There have been many films about the dangerous journey of immigrants to America, the land of prosperity and new beginnings, such as El Norte (1983) and Sin Nombre (2009). However, I think none of them really possess the devastating and stark power as Director Jan Troell’s epic masterpieces, The Emigrants (1971) / The New Land (1972), which were praised unanimously by critics and worldwide. It isn’t difficult to see why; the entire saga is beautiful, authentic, and a profound cinematic experience like no other.
Adapted from a novel by Vilhelm Moberg, it stars film legends Max von Sydow and Liv Ullmann as Karl Oscar and Kristina Nilsson, a couple who are struggling in their native Sweden. They experience every living tragedy you can think, including famine, lack of resources, disease, and the loss of one their children. Tired of living in despair and limitations, Karl Oscar, Kristina, their children, and Karl Oscar’s younger brother, Robert (an amazing Eddie Axberg), and his friend, decide to leave for America, where they can start a new life full of promise and opportunity.
Their journey proves to be a harrowing one as they have to travel by ship with numerous other people, where they have to deal with the cold, lice, and other deadly diseases. Fortunately, they eventually make it to America, where they build new farms and homes, have access to food and clothing, education for their children, and a seemingly hopeful future. However, those hopes instantly dash as they have to deal with some of the same obstacles as they did in Sweden, with new challenges such as sickness, money issues, and multiple attacks by malevolent Indian tribes. In this case, they realize no matter where they go, a new danger will always follow.
Judging by the total running time of the saga, which is over six hours, many people may be turned off by it. However, it is so engrossing and beautifully shot, that you actually forget how long it is. You feel the characters’ pain and sorrows, and although the story is set in the 1800s, you as the viewer realize that their tragedies are just as relevant now as they were back. Troell’s eye for detail is amazingly strong, and you sense that ability in every scene, even when nothing is happening. Both von Sydow and Ullmann give wonderful, career-best performances, in which Ullmann was nominated for her first Academy Award as Best Actress for her work in The Emigrants. The first film was also nominated for Best Picture, Best Director, Best Adapted Screenplay, and Best Foreign Language Film, while the The New Land was also nominated for Best Foreign Film.
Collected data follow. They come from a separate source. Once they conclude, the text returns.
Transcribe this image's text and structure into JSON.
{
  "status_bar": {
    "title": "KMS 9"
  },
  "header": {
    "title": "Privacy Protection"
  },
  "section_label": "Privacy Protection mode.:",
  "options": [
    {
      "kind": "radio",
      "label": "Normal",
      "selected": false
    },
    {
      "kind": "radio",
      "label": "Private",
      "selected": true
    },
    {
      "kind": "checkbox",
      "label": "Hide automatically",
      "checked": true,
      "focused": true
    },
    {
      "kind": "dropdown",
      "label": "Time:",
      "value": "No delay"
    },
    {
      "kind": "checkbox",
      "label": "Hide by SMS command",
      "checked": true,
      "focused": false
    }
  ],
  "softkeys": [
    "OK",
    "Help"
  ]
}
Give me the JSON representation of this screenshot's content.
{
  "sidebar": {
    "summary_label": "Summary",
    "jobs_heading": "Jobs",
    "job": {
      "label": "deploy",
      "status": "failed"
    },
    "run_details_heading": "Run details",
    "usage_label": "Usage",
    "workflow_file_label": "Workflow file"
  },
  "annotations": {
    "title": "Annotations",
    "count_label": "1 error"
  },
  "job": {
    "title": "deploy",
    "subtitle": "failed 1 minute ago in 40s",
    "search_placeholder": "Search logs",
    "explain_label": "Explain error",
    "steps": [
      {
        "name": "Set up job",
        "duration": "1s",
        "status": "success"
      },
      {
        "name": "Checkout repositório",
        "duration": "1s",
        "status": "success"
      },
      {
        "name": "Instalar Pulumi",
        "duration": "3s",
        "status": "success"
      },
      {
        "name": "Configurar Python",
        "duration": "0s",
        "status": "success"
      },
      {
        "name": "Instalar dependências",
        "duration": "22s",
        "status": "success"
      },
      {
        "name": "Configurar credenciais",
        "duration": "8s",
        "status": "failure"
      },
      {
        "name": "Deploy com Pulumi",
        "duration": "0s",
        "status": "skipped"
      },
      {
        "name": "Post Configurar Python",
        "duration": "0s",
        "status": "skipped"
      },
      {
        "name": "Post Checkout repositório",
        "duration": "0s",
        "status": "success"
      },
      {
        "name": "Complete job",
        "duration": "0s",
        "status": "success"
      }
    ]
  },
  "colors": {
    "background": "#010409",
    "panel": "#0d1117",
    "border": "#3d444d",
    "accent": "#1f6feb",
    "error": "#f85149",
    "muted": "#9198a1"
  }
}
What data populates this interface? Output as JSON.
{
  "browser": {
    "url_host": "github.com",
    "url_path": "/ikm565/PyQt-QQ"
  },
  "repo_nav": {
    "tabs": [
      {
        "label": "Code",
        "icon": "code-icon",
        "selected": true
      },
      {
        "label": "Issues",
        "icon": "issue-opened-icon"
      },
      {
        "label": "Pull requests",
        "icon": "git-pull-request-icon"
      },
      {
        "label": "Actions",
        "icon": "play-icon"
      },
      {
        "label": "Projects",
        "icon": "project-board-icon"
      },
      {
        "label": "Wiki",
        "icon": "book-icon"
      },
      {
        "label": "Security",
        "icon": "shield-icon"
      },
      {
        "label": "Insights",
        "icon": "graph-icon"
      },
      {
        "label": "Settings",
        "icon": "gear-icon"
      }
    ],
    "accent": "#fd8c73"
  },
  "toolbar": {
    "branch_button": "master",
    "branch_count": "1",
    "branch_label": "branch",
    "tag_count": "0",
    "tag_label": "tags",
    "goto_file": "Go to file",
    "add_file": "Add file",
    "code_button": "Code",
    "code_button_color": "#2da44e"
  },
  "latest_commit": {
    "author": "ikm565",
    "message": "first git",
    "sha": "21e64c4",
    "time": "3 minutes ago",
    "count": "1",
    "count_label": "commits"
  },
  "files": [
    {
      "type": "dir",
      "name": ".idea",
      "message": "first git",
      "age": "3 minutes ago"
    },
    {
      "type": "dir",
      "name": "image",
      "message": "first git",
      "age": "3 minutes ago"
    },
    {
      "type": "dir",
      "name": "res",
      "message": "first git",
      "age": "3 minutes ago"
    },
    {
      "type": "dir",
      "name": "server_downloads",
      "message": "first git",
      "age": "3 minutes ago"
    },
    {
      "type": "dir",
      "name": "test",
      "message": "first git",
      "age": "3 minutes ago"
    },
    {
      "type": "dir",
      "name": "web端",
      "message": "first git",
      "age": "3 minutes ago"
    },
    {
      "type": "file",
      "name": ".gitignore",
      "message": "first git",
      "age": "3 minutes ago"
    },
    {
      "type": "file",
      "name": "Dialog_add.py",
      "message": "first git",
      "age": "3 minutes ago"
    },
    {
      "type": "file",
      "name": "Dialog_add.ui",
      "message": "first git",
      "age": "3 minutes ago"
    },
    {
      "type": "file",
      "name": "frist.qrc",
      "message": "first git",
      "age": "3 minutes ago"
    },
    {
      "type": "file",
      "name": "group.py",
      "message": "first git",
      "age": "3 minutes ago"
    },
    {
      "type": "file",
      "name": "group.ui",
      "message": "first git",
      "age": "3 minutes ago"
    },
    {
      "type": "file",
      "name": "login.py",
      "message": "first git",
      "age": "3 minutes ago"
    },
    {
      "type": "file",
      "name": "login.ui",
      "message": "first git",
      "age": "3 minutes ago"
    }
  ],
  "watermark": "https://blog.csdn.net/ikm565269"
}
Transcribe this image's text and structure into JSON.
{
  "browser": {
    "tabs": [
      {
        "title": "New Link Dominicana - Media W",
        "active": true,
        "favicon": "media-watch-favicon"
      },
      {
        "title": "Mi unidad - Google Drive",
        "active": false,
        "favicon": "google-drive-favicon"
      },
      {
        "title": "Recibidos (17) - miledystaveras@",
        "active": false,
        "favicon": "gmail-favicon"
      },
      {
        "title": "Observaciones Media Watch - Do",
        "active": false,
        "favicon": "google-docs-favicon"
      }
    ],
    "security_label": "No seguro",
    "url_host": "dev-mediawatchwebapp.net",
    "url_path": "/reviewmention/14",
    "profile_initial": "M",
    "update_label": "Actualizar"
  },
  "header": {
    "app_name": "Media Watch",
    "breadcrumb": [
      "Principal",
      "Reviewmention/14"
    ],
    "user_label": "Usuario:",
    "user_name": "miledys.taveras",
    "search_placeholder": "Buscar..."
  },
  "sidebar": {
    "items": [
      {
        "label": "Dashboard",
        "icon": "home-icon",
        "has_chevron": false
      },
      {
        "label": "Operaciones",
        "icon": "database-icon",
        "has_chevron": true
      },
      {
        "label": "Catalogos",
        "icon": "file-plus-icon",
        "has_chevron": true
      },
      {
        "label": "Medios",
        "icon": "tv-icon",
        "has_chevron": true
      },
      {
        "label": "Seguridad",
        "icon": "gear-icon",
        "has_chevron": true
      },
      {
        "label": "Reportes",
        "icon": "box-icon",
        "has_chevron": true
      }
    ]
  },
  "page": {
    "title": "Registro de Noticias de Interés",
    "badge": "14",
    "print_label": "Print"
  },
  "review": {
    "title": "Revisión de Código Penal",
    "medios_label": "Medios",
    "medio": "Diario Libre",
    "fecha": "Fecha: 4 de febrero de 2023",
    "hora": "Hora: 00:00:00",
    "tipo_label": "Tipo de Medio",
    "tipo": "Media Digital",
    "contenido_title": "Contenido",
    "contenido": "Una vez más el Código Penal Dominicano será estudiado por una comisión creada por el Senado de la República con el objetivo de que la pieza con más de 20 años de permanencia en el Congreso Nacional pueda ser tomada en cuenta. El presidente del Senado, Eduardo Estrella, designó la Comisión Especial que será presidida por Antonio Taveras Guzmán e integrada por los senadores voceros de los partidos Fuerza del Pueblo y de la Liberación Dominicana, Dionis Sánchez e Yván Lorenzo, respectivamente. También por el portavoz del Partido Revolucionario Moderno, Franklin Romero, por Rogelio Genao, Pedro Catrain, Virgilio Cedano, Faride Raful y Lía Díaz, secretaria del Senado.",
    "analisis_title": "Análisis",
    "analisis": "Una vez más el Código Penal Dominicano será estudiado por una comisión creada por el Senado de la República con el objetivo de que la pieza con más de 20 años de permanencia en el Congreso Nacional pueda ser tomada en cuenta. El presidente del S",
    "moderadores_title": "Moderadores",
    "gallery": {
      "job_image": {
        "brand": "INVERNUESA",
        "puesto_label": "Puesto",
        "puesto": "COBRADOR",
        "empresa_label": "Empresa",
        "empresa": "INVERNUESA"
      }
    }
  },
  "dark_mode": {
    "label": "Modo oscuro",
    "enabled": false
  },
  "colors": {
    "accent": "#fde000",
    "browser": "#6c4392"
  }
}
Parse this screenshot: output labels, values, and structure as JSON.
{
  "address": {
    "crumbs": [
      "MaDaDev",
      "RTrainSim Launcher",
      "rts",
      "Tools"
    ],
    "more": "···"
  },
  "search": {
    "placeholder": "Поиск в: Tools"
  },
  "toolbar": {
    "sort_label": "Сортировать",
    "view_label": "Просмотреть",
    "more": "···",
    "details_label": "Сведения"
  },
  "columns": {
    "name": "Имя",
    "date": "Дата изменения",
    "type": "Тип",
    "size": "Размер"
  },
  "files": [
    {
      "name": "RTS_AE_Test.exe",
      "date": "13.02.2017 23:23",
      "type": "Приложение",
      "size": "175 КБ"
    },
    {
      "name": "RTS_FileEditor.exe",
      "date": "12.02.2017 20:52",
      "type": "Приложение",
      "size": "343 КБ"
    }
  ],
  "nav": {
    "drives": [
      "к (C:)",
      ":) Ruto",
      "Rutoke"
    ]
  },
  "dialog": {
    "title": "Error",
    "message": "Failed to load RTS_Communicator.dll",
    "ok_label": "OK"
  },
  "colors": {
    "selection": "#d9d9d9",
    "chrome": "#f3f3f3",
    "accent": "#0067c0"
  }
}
As usual, Criterion outdoes the competition with amazing releases, and their treatment for The Emigrant / The New Land set is definitely no exception. The two-disc Blu-ray edition comes with great supplements such as a new introduction by film and theater critic John Simon; a wonderful new conversation between Troell and noted film scholar Peter Cowie; a revealing new interview with the lovely Ullmann, as she talks about the challenges of making the saga, her role as Kristina, and how she notes it as the one that gave her international stardom; To Paint with Pictures: an hour-long documentary about the making of the films, featuring archival footage as well as interviews with Troell, Ullmann, Axberg, screenwriter Bengt Forlund, and composer Georg Forslund; and trailers for both films. There is also a great new essay by critic Terrence Raffety to round out the release.
I’m going out on a limb here to say I think that this is arguably the greatest epic ever made, because it is more stripped-down, unpolished, and unpretentious than most films; and thanks to Criterion, film lovers and collectors will have the chance to see why I stand by this statement.